With this computing model, a business never has to install software on its systems other than a web browser.
As a result of this flexibility, businesses have more power to walk away from a provider.
“The customer has huge say,” Dr Garnett says. “The ability to move is a huge incentive for the vendor to get it right.”
In reality, walking away is not as simple as flicking a switch, but it is much easier with cloud computing than it was in the past, when software was installed on a company’s own servers, he says.
“It is feasible and doable. It certainly wasn’t in the old world. This is a service culture – if you don’t provide a good service, people will stop subscribing.”
Delivering computer programs as a service over the internet has led Salesforce.com founder Marc Benioff to stir controversy by talking about the “death of software”.
Dr Garnett has clearly been reading from the same playbook. He describes the industry model of annual software maintenance contracts as “not far off blackmail” and “getting away with murder”.
Dr Garnett also suggests that the reason why the adoption of cloud computing had been slow to date was not due to business reluctance, but because traditional software providers did not want to cannibalise their own revenue streams.
“Why isn’t the industry moving faster to cloud computing? They’re trying to hold back the tide. They would like the world to go back to 1999.”

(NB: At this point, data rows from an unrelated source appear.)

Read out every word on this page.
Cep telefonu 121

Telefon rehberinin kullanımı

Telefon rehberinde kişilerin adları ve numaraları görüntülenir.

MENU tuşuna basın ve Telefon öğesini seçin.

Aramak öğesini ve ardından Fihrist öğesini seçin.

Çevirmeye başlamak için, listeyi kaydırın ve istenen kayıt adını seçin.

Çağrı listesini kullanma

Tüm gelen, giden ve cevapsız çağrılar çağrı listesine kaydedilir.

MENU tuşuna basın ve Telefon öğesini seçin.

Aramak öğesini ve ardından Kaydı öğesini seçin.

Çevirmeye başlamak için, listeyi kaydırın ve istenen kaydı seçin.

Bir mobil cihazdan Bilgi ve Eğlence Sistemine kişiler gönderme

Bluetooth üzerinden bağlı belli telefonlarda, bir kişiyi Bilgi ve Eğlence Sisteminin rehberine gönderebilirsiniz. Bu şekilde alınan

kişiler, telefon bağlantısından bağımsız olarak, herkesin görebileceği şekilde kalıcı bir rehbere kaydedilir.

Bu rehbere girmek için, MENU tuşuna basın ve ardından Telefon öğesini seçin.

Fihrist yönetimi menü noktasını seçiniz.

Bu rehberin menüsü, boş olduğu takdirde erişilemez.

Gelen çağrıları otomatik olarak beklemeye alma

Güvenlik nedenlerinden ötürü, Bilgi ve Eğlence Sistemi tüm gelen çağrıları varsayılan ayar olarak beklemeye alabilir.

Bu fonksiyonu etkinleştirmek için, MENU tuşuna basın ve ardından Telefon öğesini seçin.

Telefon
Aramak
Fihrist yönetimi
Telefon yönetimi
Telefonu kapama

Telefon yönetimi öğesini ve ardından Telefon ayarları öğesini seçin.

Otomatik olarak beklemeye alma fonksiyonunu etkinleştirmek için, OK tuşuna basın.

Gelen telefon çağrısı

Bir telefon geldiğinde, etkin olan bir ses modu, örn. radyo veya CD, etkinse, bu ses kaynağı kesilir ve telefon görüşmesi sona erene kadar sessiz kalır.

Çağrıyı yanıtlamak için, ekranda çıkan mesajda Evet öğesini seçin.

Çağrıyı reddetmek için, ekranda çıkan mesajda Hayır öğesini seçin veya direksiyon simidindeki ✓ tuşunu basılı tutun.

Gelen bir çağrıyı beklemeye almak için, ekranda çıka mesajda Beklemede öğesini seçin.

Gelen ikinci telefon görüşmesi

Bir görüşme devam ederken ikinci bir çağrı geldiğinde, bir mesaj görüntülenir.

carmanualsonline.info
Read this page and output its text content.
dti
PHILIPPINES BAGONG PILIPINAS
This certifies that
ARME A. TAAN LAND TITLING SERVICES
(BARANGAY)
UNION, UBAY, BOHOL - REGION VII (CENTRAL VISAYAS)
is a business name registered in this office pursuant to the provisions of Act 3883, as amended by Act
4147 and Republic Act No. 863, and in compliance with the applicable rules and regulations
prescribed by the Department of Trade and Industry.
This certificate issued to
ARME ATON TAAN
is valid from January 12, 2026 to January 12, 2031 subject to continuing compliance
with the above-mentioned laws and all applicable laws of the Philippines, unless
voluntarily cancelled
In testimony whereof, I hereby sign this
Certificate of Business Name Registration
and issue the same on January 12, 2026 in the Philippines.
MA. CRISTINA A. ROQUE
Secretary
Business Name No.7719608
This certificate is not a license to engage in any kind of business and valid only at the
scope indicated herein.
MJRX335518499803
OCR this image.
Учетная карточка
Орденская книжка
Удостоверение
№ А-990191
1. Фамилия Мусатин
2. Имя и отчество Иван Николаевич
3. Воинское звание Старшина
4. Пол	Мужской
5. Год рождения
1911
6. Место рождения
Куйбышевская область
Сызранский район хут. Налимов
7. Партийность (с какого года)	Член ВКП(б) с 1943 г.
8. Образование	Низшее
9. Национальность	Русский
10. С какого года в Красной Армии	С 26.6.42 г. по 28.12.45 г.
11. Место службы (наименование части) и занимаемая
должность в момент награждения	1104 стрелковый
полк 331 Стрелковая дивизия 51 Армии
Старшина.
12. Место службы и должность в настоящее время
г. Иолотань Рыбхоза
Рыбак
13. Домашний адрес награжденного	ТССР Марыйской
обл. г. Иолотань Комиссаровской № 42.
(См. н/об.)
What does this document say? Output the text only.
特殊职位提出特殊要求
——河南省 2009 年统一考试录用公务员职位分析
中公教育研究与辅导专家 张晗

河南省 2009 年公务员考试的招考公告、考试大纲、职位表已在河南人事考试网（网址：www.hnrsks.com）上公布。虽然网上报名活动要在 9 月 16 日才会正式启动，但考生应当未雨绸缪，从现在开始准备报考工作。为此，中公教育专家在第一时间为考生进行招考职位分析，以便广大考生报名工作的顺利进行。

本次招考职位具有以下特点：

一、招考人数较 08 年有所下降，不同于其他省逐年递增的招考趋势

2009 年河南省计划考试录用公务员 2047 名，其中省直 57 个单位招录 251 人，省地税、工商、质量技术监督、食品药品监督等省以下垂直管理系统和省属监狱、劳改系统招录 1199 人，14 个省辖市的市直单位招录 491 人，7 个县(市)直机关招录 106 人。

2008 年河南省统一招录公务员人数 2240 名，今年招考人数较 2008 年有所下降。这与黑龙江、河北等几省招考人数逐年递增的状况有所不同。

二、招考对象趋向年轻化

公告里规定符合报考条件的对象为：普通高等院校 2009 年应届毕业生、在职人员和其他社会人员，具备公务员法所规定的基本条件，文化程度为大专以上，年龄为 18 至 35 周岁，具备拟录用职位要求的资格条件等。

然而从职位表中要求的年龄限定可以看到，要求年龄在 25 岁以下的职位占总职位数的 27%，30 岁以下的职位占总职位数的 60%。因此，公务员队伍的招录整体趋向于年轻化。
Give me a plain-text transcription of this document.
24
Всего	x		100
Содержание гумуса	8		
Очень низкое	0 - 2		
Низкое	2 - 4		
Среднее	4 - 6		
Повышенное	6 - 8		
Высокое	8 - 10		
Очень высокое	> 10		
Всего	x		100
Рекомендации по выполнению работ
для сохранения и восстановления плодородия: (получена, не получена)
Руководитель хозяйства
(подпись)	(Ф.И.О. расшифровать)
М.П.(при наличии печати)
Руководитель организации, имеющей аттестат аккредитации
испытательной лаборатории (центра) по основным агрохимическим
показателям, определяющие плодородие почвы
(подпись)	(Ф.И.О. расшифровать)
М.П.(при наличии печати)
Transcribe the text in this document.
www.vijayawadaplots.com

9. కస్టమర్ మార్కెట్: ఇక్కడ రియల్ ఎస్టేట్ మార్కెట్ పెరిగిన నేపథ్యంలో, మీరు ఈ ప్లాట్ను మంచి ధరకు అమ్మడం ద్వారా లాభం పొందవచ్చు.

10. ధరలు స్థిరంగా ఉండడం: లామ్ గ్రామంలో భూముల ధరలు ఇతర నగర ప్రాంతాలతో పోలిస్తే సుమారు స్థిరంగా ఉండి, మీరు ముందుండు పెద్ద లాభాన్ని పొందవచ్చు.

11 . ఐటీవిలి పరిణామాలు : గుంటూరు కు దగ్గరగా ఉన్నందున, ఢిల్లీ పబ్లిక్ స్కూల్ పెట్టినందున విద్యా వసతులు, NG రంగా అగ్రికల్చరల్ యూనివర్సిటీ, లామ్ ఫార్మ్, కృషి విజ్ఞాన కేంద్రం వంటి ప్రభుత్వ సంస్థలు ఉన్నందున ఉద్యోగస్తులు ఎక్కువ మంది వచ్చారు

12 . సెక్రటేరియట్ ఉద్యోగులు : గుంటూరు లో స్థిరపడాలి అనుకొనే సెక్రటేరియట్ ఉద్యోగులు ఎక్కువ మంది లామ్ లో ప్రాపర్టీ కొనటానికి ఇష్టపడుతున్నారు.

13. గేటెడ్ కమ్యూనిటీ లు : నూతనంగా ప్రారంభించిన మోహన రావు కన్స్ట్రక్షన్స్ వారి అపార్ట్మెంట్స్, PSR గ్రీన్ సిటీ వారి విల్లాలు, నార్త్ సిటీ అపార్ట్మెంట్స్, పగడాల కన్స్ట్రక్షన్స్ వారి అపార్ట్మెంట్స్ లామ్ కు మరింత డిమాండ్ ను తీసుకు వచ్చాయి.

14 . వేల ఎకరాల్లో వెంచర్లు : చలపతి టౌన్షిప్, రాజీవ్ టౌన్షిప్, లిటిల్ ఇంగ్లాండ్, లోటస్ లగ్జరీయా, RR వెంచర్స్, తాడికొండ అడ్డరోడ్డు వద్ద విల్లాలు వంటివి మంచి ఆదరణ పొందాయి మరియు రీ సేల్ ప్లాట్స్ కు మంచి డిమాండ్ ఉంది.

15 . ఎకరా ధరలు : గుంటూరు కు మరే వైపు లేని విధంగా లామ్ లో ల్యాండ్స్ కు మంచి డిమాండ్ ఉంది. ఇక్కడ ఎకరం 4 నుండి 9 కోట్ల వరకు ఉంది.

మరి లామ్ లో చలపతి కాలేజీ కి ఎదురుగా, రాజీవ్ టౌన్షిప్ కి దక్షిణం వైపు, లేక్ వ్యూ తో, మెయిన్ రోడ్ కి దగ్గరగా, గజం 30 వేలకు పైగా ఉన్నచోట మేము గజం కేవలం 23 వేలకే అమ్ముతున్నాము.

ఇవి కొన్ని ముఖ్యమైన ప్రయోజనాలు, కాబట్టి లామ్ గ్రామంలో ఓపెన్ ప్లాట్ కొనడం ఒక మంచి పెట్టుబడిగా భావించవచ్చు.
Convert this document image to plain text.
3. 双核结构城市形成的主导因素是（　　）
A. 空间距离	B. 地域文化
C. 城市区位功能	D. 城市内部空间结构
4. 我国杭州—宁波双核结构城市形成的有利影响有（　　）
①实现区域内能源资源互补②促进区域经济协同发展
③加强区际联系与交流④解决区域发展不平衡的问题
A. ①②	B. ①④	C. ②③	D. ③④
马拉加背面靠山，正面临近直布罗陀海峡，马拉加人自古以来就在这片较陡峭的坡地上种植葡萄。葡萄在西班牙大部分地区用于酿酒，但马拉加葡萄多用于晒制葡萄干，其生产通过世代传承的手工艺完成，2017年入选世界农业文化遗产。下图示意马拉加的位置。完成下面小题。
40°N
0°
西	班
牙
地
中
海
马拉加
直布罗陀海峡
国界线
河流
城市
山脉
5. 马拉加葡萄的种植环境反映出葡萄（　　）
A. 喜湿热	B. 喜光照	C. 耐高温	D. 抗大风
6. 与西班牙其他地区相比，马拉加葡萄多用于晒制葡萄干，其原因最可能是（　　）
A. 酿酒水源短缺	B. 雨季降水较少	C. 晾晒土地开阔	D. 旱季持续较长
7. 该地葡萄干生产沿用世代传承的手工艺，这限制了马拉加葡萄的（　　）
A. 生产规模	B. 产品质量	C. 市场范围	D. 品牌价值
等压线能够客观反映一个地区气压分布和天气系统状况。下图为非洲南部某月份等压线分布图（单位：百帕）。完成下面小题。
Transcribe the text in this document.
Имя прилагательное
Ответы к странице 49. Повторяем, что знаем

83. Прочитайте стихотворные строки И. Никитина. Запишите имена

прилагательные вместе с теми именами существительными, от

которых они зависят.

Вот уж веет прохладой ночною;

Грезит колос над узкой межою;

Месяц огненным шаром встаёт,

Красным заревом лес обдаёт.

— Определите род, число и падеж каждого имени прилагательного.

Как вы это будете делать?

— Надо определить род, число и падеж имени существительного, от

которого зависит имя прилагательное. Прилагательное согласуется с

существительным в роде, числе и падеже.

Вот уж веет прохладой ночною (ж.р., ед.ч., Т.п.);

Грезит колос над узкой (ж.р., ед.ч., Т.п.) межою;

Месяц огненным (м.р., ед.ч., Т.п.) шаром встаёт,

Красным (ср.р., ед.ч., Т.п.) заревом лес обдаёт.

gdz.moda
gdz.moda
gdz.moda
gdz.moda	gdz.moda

In time, though, all kinds of software could be delivered through the internet, he adds.
“There’s no technical reason why any of these markets – warehouse management, supply-chain management, HR, general ledgers, accounts payable, inventory, expenses or procurement – can’t be provided [via cloud computing].”
People familiar with consumer cloud services such as Facebook are demanding similar features in their business software, Dr Garnett says.
“There is no reason why business applications can’t be as easy, as accessible and as secure as in the consumer world.
“The idea that it takes three years to roll out a program is hogwash.”
Fears over the security of data hosted in an offsite facility are unfounded, he adds.
“Business applications are only different because you want your data and your access to be secure,” Dr Garnett concludes, “and those boxes are ticked.”